According to my recent observations, the domestic promotion and acceptance of Python is higher, but this does not mean that R is bad. I personally think that one of the most fundamental reasons is that Python is very easy to use. Friends with a little programming foundation can start free programming within a week. Therefore, for many data analysis novices, learning Python is undoubtedly the fastest way to get started. This reminds me of the original intention of Python? “Elegant”, “Clear”, “Simple” and so on. (Python design philosophy). Python was born to improve code readability and efficiency.
So R? R is different from Python. It was born with important missions of statistical analysis, graphics, and data mining. It is conceivable that R has incorporated a lot of statistical blood in the process of being developed. To give an important example, the default value of the second parameter stringsAsFactors in read.csv(“example.csv”, stringsAsFactors = F) in R is TRUE, which means that all strings in the file have been Do factor processing. This design caused me to suffer a few times when I read the data, and expressed that I couldn’t understand such a setting, and I was determined to seek justice from the R official. But after multiple verifications, I really understood the original intention of this design. R was widely used by statisticians from the beginning. In many statistical formulas, strings are directly treated as factors. For example, many modelling functions “lm()” and “glm(), it is better to read in as factor at the beginning , Easy to operate (detailed explanation of stringsAsFactors). It is really because of the design concept of +, it is difficult for beginners without a statistical background to have a good impression of R, and concluded that R is far inferior to Python.
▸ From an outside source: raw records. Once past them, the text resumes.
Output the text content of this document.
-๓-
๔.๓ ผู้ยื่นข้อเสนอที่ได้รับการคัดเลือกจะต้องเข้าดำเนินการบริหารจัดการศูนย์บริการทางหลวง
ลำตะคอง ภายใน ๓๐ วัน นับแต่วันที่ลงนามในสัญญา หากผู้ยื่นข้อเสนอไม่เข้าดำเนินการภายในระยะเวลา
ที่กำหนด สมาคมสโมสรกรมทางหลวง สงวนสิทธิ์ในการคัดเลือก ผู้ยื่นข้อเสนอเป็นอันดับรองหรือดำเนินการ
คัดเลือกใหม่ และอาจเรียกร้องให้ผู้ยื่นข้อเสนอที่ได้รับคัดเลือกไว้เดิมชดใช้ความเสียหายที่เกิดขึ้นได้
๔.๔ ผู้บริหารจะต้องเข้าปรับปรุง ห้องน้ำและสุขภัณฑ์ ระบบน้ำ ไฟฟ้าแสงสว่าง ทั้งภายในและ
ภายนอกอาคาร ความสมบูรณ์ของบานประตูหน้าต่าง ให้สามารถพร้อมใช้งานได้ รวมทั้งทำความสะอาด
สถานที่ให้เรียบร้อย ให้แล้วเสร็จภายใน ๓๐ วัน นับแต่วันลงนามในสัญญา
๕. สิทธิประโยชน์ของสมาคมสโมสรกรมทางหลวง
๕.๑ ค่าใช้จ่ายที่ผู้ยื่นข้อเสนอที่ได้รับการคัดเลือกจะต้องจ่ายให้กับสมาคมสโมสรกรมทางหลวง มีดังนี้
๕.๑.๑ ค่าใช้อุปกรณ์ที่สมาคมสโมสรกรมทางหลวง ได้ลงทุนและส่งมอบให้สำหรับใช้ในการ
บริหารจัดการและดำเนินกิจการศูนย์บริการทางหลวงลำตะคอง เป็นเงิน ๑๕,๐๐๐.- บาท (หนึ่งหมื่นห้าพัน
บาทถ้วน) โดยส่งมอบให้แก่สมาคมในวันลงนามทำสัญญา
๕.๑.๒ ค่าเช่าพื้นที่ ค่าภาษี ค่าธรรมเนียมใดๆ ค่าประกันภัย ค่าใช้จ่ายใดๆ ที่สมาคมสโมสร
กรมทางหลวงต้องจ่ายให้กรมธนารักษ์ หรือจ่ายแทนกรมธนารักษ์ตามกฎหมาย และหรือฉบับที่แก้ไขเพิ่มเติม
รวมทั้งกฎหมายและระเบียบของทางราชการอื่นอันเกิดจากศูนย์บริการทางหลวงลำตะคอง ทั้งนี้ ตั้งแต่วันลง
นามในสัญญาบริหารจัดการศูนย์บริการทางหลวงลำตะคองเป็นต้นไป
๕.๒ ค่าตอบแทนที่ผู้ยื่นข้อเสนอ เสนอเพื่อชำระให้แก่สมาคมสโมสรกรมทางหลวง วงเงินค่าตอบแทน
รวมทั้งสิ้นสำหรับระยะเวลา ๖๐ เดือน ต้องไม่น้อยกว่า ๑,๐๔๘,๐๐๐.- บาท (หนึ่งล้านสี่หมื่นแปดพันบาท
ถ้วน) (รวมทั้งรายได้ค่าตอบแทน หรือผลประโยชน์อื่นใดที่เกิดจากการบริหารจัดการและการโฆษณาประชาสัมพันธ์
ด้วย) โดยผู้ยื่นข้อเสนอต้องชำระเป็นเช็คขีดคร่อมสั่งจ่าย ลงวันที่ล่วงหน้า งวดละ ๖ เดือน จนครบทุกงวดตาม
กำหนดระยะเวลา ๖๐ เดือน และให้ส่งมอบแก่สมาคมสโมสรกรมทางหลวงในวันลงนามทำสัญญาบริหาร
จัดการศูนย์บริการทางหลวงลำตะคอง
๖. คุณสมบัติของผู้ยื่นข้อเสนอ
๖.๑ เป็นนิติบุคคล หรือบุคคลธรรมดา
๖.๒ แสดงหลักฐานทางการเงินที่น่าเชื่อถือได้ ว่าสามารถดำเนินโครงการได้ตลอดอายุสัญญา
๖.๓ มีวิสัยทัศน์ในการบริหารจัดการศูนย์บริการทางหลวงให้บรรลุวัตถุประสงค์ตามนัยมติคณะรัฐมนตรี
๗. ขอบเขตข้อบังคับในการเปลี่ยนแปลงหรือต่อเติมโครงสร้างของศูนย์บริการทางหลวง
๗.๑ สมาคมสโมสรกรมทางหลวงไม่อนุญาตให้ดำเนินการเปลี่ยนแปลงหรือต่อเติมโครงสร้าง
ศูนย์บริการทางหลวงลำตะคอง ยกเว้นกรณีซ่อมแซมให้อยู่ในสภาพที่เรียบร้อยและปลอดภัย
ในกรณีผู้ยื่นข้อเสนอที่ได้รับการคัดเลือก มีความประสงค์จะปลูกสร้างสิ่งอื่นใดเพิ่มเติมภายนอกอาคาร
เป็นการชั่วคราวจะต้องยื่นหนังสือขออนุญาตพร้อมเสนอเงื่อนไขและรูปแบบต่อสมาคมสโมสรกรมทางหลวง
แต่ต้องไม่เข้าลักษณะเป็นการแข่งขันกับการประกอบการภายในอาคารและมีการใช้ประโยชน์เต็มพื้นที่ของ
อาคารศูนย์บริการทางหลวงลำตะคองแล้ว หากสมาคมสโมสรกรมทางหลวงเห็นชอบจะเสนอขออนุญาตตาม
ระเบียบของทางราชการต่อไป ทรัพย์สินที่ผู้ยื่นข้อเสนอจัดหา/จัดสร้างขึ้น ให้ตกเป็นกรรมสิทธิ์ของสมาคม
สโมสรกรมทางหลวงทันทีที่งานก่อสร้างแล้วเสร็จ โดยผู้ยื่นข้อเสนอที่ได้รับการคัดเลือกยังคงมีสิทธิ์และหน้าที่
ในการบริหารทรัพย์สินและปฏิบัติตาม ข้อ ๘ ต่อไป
It is precisely because of the different development goals that led to the difference between Python and R fan groups.
For IT developers with programming experience, many times they need to do some simple processing of data. At this time, the fastest and easiest Python becomes the first choice. After doing some Python projects, my friend and I also understood the pleasure. Starting from scratch, basically one afternoon, you can complete some simple data cleaning small projects. A PhD friend of mine who has never been in contact with Python but has always used C, also completed a small Hadoop project written in Python by his instructor in three days.
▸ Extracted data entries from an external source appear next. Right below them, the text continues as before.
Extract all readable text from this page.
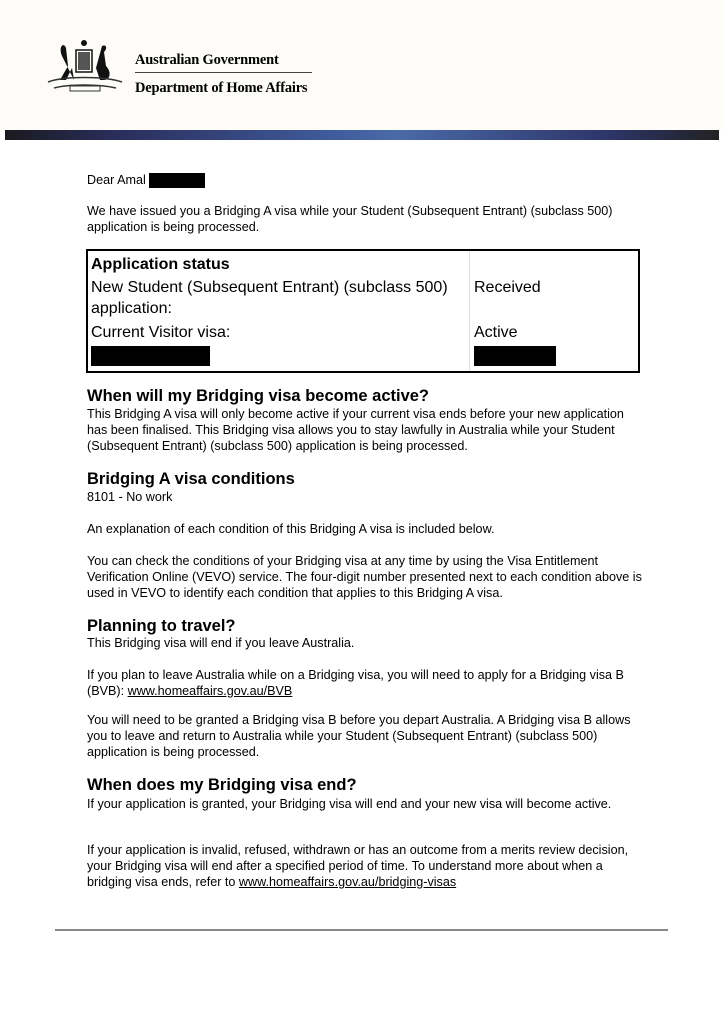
Australian Government
Department of Home Affairs
Dear Amal
We have issued you a Bridging A visa while your Student (Subsequent Entrant) (subclass 500) application is being processed.
Application status
New Student (Subsequent Entrant) (subclass 500) application:
Received
Current Visitor visa:	Active
When will my Bridging visa become active?
This Bridging A visa will only become active if your current visa ends before your new application has been finalised. This Bridging visa allows you to stay lawfully in Australia while your Student (Subsequent Entrant) (subclass 500) application is being processed.
Bridging A visa conditions
8101 - No work
An explanation of each condition of this Bridging A visa is included below.
You can check the conditions of your Bridging visa at any time by using the Visa Entitlement Verification Online (VEVO) service. The four-digit number presented next to each condition above is used in VEVO to identify each condition that applies to this Bridging A visa.
Planning to travel?
This Bridging visa will end if you leave Australia.
If you plan to leave Australia while on a Bridging visa, you will need to apply for a Bridging visa B (BVB): www.homeaffairs.gov.au/BVB
You will need to be granted a Bridging visa B before you depart Australia. A Bridging visa B allows you to leave and return to Australia while your Student (Subsequent Entrant) (subclass 500) application is being processed.
When does my Bridging visa end?
If your application is granted, your Bridging visa will end and your new visa will become active.
If your application is invalid, refused, withdrawn or has an outcome from a merits review decision, your Bridging visa will end after a specified period of time. To understand more about when a bridging visa ends, refer to www.homeaffairs.gov.au/bridging-visas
The users of R are just like the purpose of its development. It is mainly some statisticians who have studied scholars. They study data fundamentally and have a very deep understanding of statistics. R also makes it more convenient for them to use various models. In the process of learning R, I was very impressed by a sentence: “The closer you are to statistics, research and data science, the more you might prefer R.”.
I am a bachelor of software engineering. I have studied C and JAVA superficially, and have certain knowledge of programming theory. When I started studying data analysis at the graduate level, I decided to choose Python to show my programming ability. It is not an exaggeration to say that Python helped me solve most of the data homework, and I never thought about learning R.
Under the mandatory requirement of the teacher of Geo Spatial Analytics for Business Intelligence, I started to learn R. This is a data analysis course based on geographic information. Throughout the course, I was amazed by the simplicity of the code and the richness of the package when modeling various geographic shape data. And in the past few months, I started to learn R from the basics, and I am more and more impressed by the significance of R for statistics. As long as you can find the model you want, you can find the corresponding package in R. The process of learning R is also a process of continuously consolidating statistical knowledge, and statistics is also the basis of various models of data analysis.
After wandering between Python and R, I finally figured out a methodology for using them.
Python and R should appear as left and right hands in data analysis, not opponents.
The complete process of many data analysis projects includes:
Requirements definition → data acquisition → data governance → data analysis → data visualization
Python has obvious advantages in data acquisition and data governance. For example, web crawlers, Scrapy, a widely used framework for Python, and so on. Data governance includes many detailed data cleaning tasks. At this time, using Ptyhon, which is more flexible, will greatly improve efficiency. And finally get a “clean” data set that can be analyzed.
The data analysis step is actually a process of exploration and analysis at the beginning. R is much more convenient than Python in this respect. You can quickly understand the overall characteristics of the data set through various functions, such as dim(), summary(), etc. . Afterwards, you can roll back to the data governance link and complete the feature extraction of the model with Python. Furthermore, R is rich in various analysis models. After the Raw data is processed, it only takes a few lines of code to get the desired data mining results.
The last step is data visualization. When data analysts show the results of data analysis to others, intuitive graphics and images can often make people better understand. Although I feel that data is the world of JS, d3.js, django, leaflet and so on. So we should learn another JS? (I’m tired after thinking about it.) Still marveling at the richness of R packages. At present, most of the visual JS libraries used in Business Analysis on the market have been encapsulated by the R language gods, and the web framework of R shiny R can be encapsulated. Publish (I used Shiny as a result display for my graduate thesis) and directly show customers various business scenarios, which is very efficient.